Modified approach to spectral estimation for sinusoidal transform coding

In the continuing development of mobile telephony, demand for speech coders at ever lower bit-rates is resulting in increasing research interest in sinusoidal modeling as used by sinusoidal transform coding (STC) and other techniques. With STC, the parameters for voiced speech are the amplitudes, frequencies and phases of sinusoids derived from a high resolution short-term Fourier transform of speech segments performed at intervals of 20 to 30 ms. These parameters are traditionally derived from the short-term speech spectral envelope by peak-picking and cubic spline interpolation and are efficiently represented by the coefficients of an all-pole digital filter derived by a form of linear prediction.
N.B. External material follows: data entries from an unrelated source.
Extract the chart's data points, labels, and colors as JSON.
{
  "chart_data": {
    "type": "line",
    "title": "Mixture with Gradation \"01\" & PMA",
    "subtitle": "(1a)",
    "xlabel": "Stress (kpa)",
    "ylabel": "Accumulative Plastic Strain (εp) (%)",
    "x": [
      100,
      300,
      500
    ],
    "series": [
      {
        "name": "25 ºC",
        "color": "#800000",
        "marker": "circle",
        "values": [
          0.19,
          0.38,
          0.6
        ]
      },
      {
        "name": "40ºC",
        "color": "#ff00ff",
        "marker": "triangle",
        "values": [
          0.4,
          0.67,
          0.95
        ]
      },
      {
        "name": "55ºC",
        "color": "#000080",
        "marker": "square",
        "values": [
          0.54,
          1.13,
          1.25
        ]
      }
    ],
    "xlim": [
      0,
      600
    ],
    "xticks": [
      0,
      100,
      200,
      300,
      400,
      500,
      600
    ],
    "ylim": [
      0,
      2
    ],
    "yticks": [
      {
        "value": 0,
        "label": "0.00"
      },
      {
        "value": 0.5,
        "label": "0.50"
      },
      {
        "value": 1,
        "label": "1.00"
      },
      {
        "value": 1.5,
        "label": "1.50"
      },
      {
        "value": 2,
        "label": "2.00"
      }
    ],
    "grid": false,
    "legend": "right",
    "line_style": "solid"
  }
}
The accuracy of spectral estimation becomes increasingly important, as the coding method is adapted to lower and lower bit-rates. In this paper, discrete all-pole (DAP) modeling is applied to STC to improve the accuracy of the short-term spectral envelope for voiced speech. While providing more accurate spectra for voiced speech conforming well to an all-pole model, the DAP method is known to produce occasional over-resonance resulting in tonal artifacts. Investigation of this distortion has led to the development of a modified approach to DAP modeling where the unvoiced region of a speech spectrum is represented by an averaged amplitude spectrum. Objective distortion measures and informal listening tests have demonstrated that the application of this modified form of DAP to STC can provide perceivable improvements in speech at bit-rates of 4 kbit/s and below.